Selon Pérez Gallardo, « la Constitution rompt ainsi avec une longue tradition à Cuba, qui remonte à la Constitution de 1940, consistant à tenter d’assimiler l’union de fait au mariage ».

Le mariage n’est plus désormais, comme on l’a répété, la seule source factuelle de relations familiales, de sorte que la personne a la possibilité, sur la base du droit au libre développement de la personnalité, de choisir le modèle familial qui correspond à son projet de vie, ou simplement de ne pas constituer une nouvelle famille.

Le chemin qui mènera au nouveau Droit des familles à Cuba sera long et étroit, signale le Dr Leonardo Pérez. Mais « ce n’est qu’avec le sens de la justice, la solidarité familiale, l’intégrité et des esprits ouverts, cultivés dans les valeurs de la diversité, la pluralité et l’inclusion, qu’il sera possible de construire ce Droit auquel nous sommes appelés politiquement et constitutionnellement ». 

PRÉCISIONS

Article 81 : Toute personne a le droit de fonder une famille. L’État reconnaît et protège les familles, quelle que soit leur forme d’organisation, en tant que cellule fondamentale de la société et crée les conditions pour garantir que la réalisation de leurs objectifs soit pleinement encouragée.

Elles se constituent à partir de liens juridiques ou de fait, de nature affective et reposent sur l’égalité des droits, des devoirs et des opportunités de leurs membres.

La protection juridique des différents types de familles est régie par la loi.

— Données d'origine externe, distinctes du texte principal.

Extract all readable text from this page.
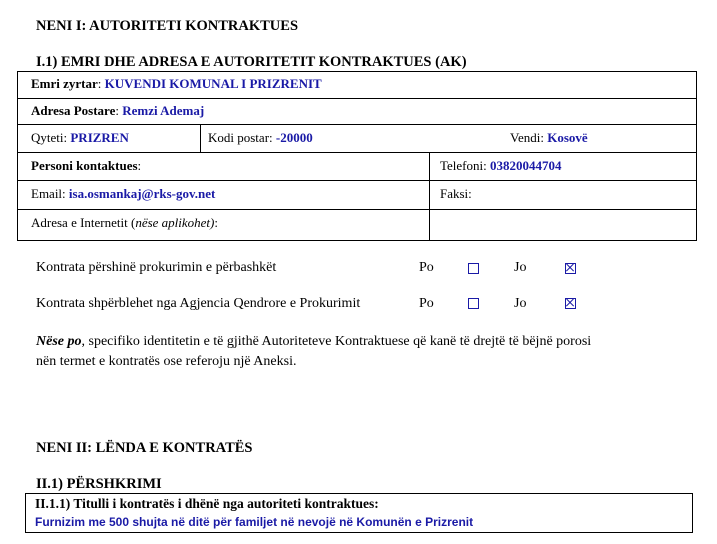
NENI I: AUTORITETI KONTRAKTUES
I.1) EMRI DHE ADRESA E AUTORITETIT KONTRAKTUES (AK)
Emri zyrtar: KUVENDI KOMUNAL I PRIZRENIT
Adresa Postare: Remzi Ademaj
Qyteti: PRIZREN	Kodi postar: -20000	Vendi: Kosovë
Personi kontaktues:	Telefoni: 03820044704
Email: isa.osmankaj@rks-gov.net	Faksi:
Adresa e Internetit (nëse aplikohet):
Kontrata përshinë prokurimin e përbashkët	Po	Jo
Kontrata shpërblehet nga Agjencia Qendrore e Prokurimit	Po	Jo
Nëse po, specifiko identitetin e të gjithë Autoriteteve Kontraktuese që kanë të drejtë të bëjnë porosi
nën termet e kontratës ose referoju një Aneksi.
NENI II: LËNDA E KONTRATËS
II.1) PËRSHKRIMI
II.1.1) Titulli i kontratës i dhënë nga autoriteti kontraktues:
Furnizim me 500 shujta në ditë për familjet në nevojë në Komunën e Prizrenit
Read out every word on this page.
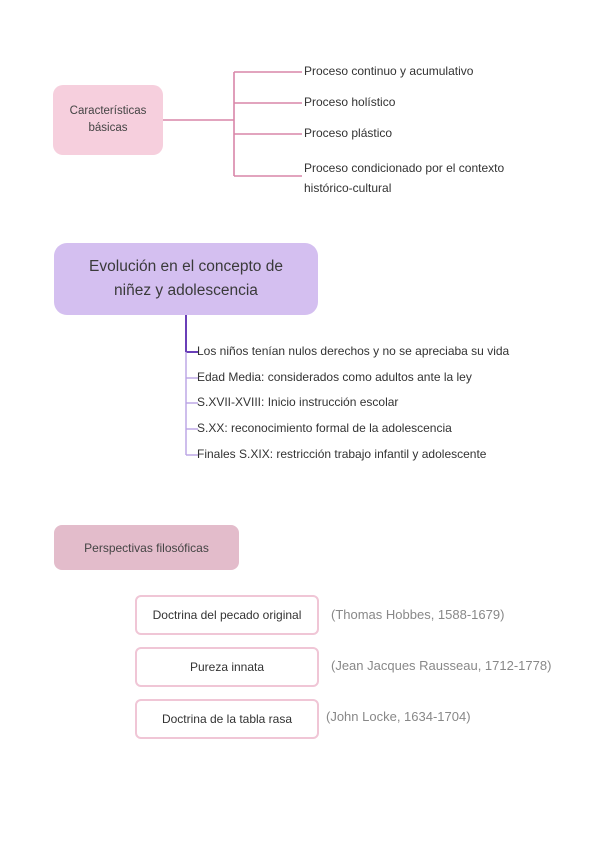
Características
básicas
Proceso continuo y acumulativo
Proceso holístico
Proceso plástico
Proceso condicionado por el contexto
histórico-cultural
Evolución en el concepto de
niñez y adolescencia
Los niños tenían nulos derechos y no se apreciaba su vida
Edad Media: considerados como adultos ante la ley
S.XVII-XVIII: Inicio instrucción escolar
S.XX: reconocimiento formal de la adolescencia
Finales S.XIX: restricción trabajo infantil y adolescente
Perspectivas filosóficas
Doctrina del pecado original (Thomas Hobbes, 1588-1679)
Pureza innata	(Jean Jacques Rausseau, 1712-1778)
Doctrina de la tabla rasa	(John Locke, 1634-1704)
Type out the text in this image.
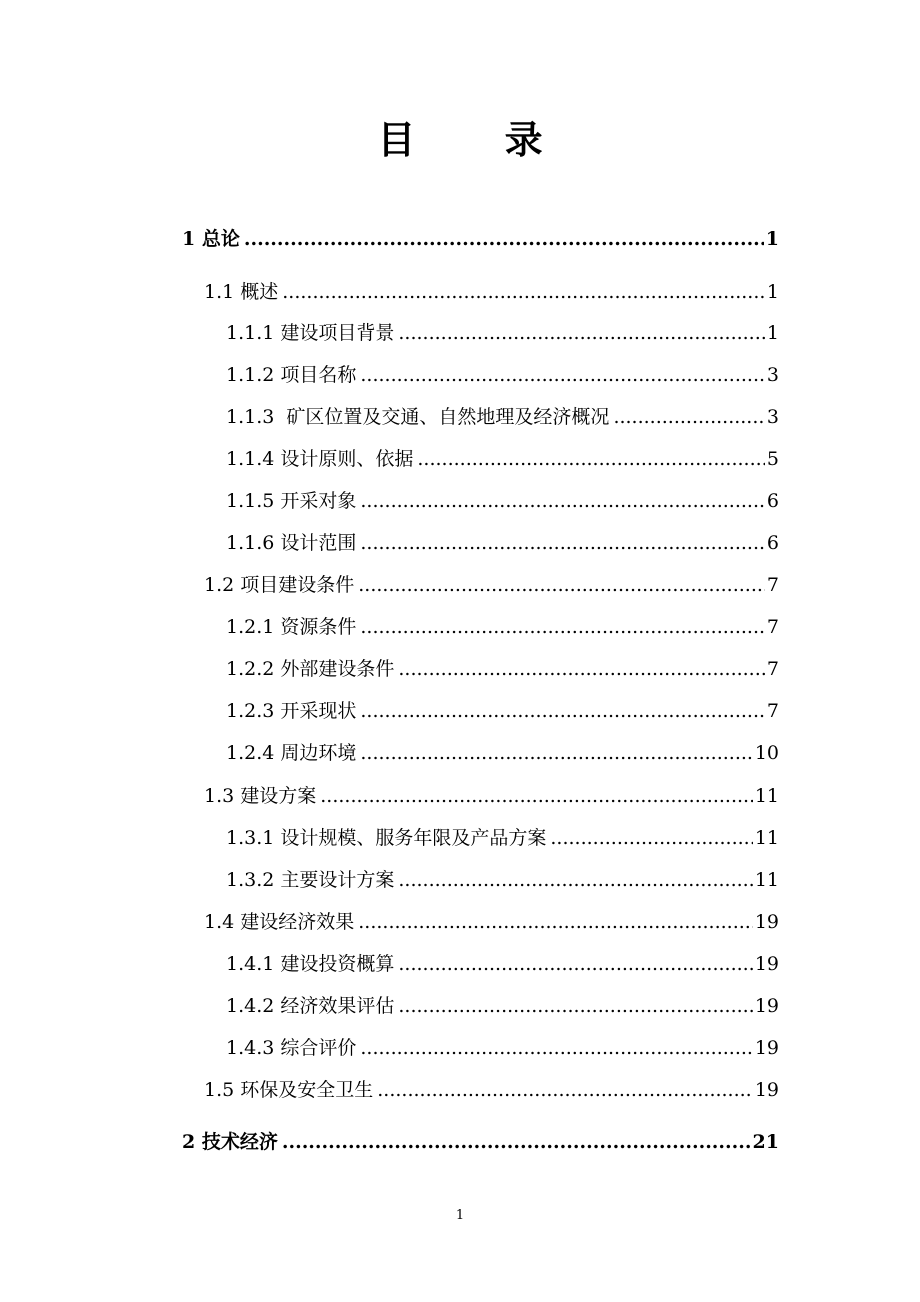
目 录
1 总论 .....	1
1.1 概述 .....	1
1.1.1 建设项目背景 .....	1
1.1.2 项目名称 .....	3
1.1.3  矿区位置及交通、自然地理及经济概况 .....	3
1.1.4 设计原则、依据 .....	5
1.1.5 开采对象 .....	6
1.1.6 设计范围 .....	6
1.2 项目建设条件 .....	7
1.2.1 资源条件 .....	7
1.2.2 外部建设条件 .....	7
1.2.3 开采现状 .....	7
1.2.4 周边环境 .....	10
1.3 建设方案 .....	11
1.3.1 设计规模、服务年限及产品方案 .....	11
1.3.2 主要设计方案 .....	11
1.4 建设经济效果 .....	19
1.4.1 建设投资概算 .....	19
1.4.2 经济效果评估 .....	19
1.4.3 综合评价 .....	19
1.5 环保及安全卫生 .....	19
2 技术经济 .....	21
1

Article 82 : Le mariage est une institution sociale et juridique. C’est l’une des formes d’organisation des familles. Il est fondé sur le libre consentement et l’égalité des droits, des obligations et de la capacité juridique des conjoints.

La loi détermine la forme selon laquelle il est constitué et ses effets.

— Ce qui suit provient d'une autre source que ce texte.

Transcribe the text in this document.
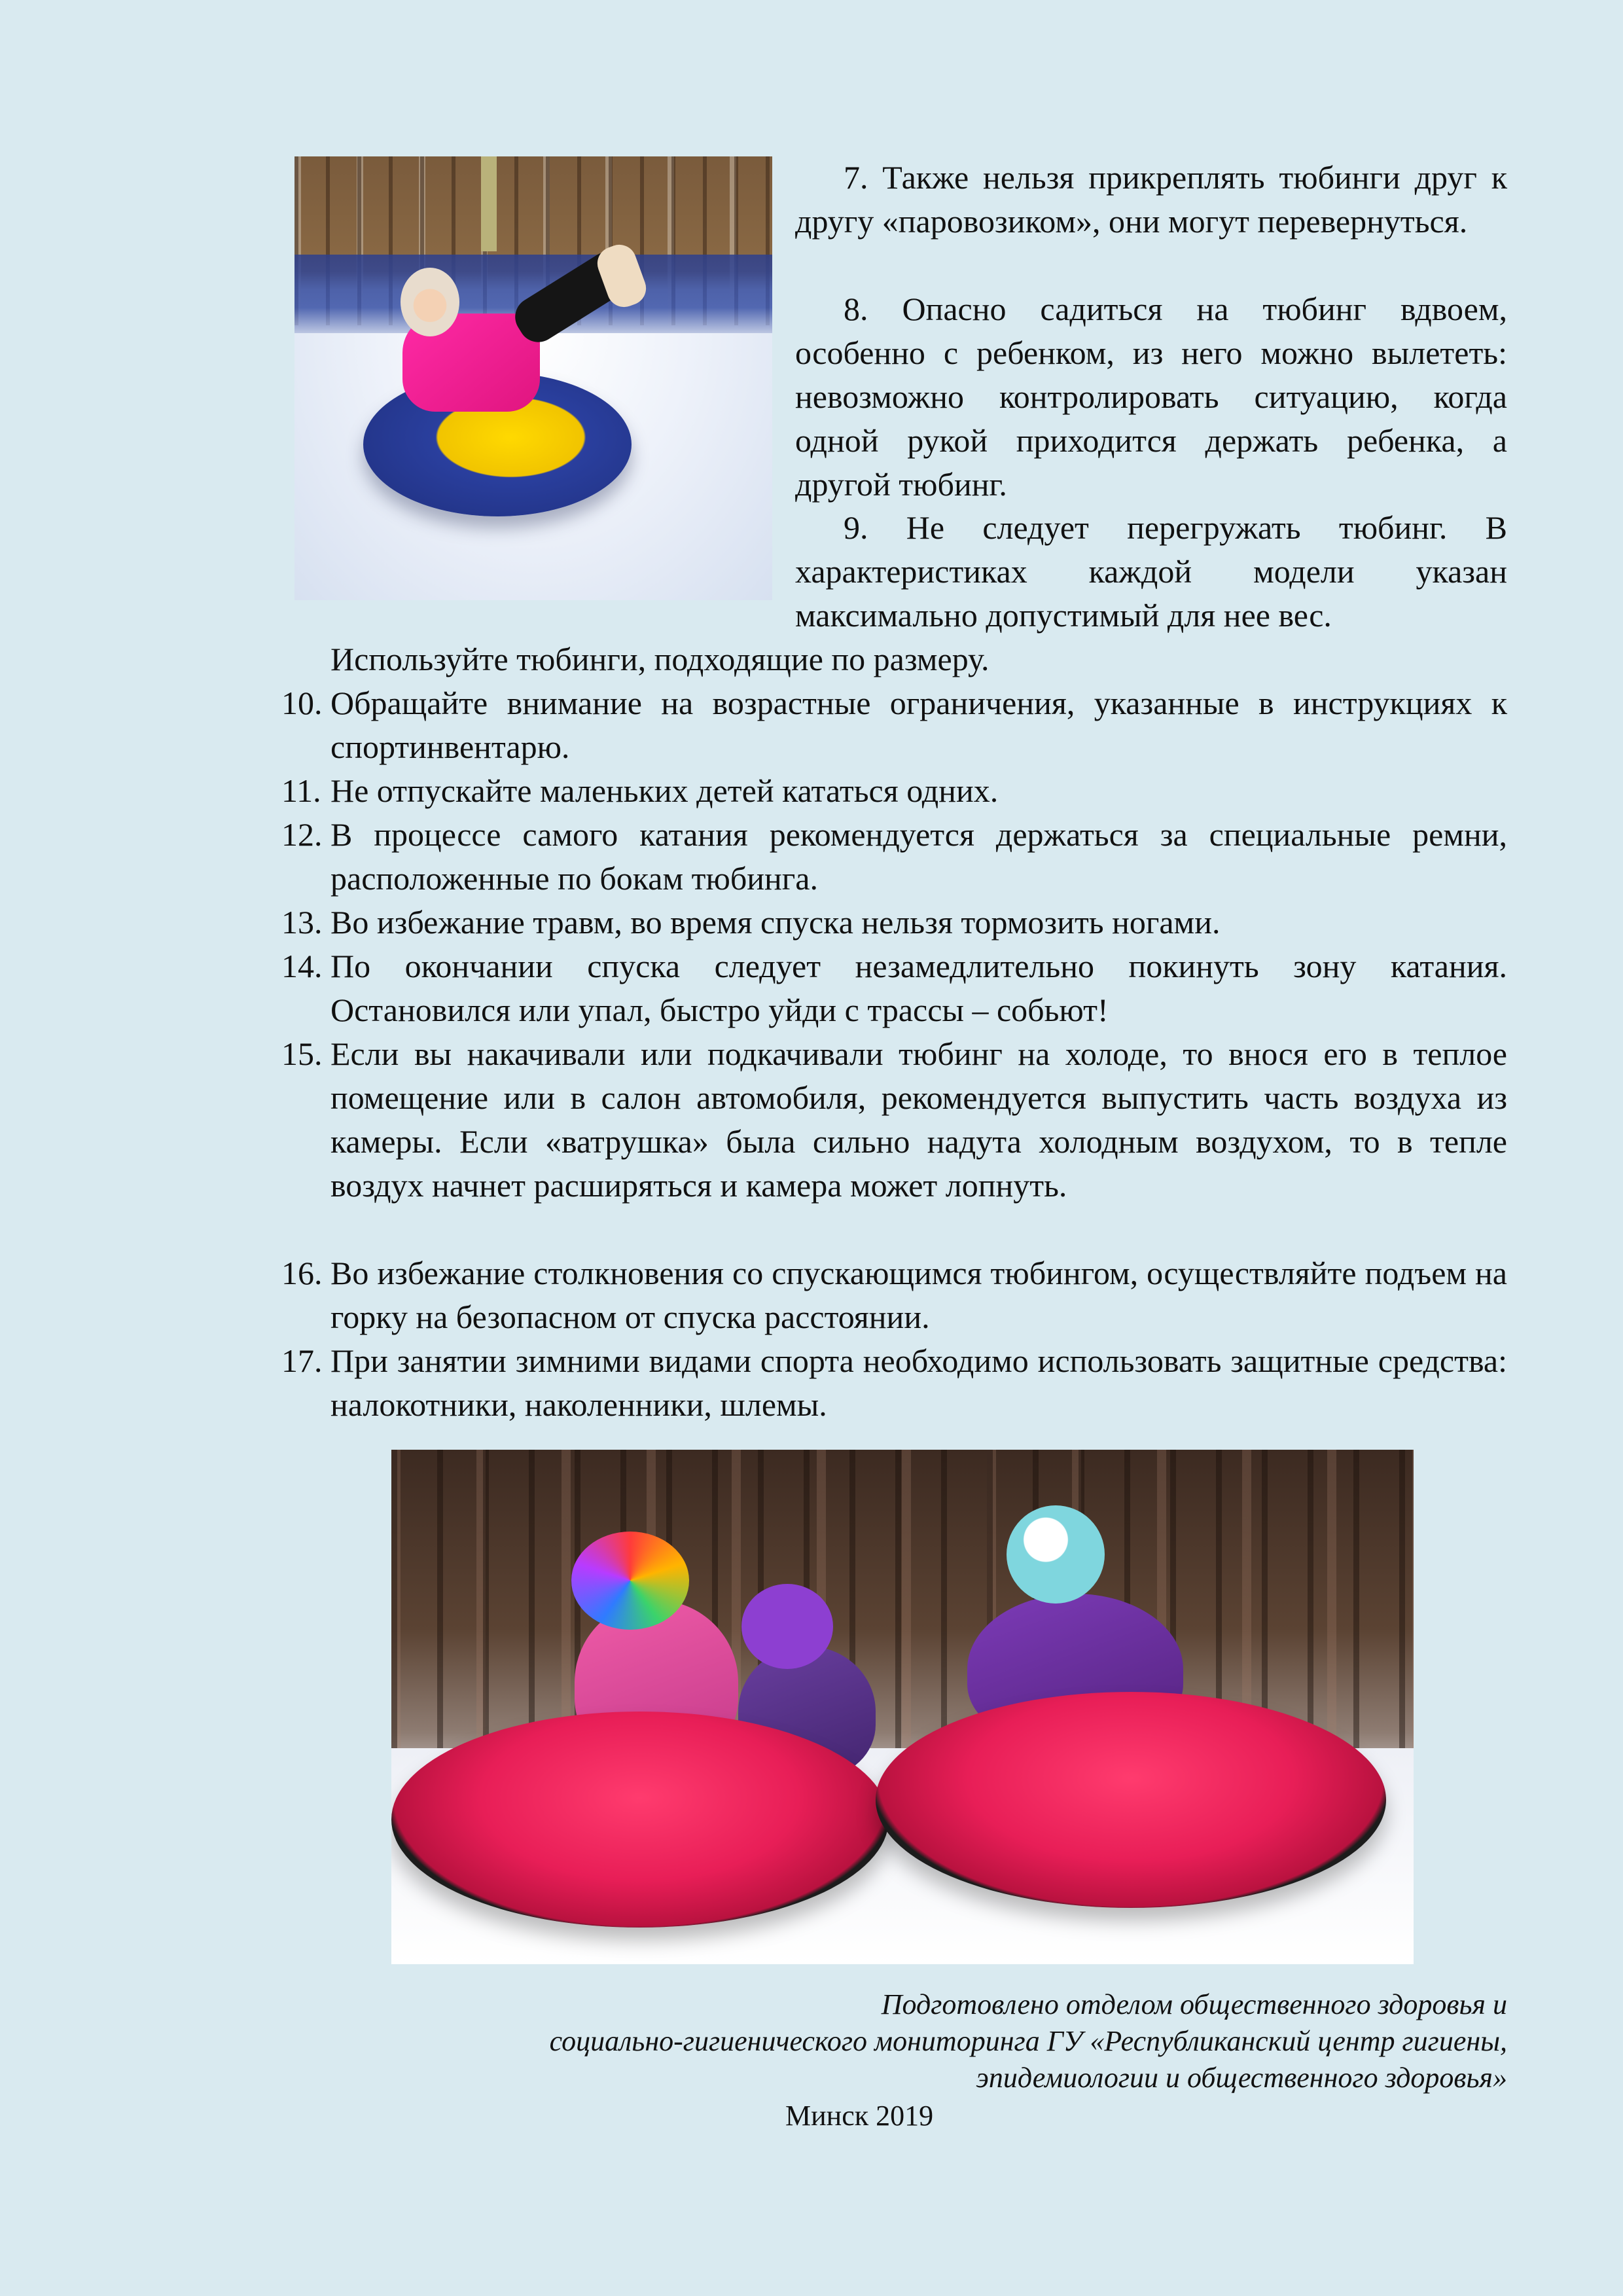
7. Также нельзя прикреплять тюбинги друг к другу «паровозиком», они могут перевернуться.

8. Опасно садиться на тюбинг вдвоем, особенно с ребенком, из него можно вылететь: невозможно контролировать ситуацию, когда одной рукой приходится держать ребенка, а другой тюбинг.

9. Не следует перегружать тюбинг. В характеристиках каждой модели указан максимально допустимый для нее вес.

Используйте тюбинги, подходящие по размеру.

10. Обращайте внимание на возрастные ограничения, указанные в инструкциях к спортинвентарю.

11. Не отпускайте маленьких детей кататься одних.

12. В процессе самого катания рекомендуется держаться за специальные ремни, расположенные по бокам тюбинга.

13. Во избежание травм, во время спуска нельзя тормозить ногами.

14. По окончании спуска следует незамедлительно покинуть зону катания. Остановился или упал, быстро уйди с трассы – собьют!

15. Если вы накачивали или подкачивали тюбинг на холоде, то внося его в теплое помещение или в салон автомобиля, рекомендуется выпустить часть воздуха из камеры. Если «ватрушка» была сильно надута холодным воздухом, то в тепле воздух начнет расширяться и камера может лопнуть.

16. Во избежание столкновения со спускающимся тюбингом, осуществляйте подъем на горку на безопасном от спуска расстоянии.

17. При занятии зимними видами спорта необходимо использовать защитные средства: налокотники, наколенники, шлемы.

Подготовлено отделом общественного здоровья и
социально-гигиенического мониторинга ГУ «Республиканский центр гигиены,
эпидемиологии и общественного здоровья»
Минск 2019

Elle reconnaît également l’union stable et unique avec capacité juridique, qui constitue de fait un projet de vie en commun qui, dans les conditions et les circonstances indiquées par la loi, génère les droits et les obligations qu’elle prévoit.

11e Disposition transitoire : Conformément aux résultats de la consultation populaire, l’Assemblée nationale du Pouvoir populaire engagera, dans un délai de deux ans à compter de l’entrée en vigueur de la Constitution, le processus de consultation populaire et de référendum sur le projet de Code des familles, dans lequel figurera la forme de constituer le mariage.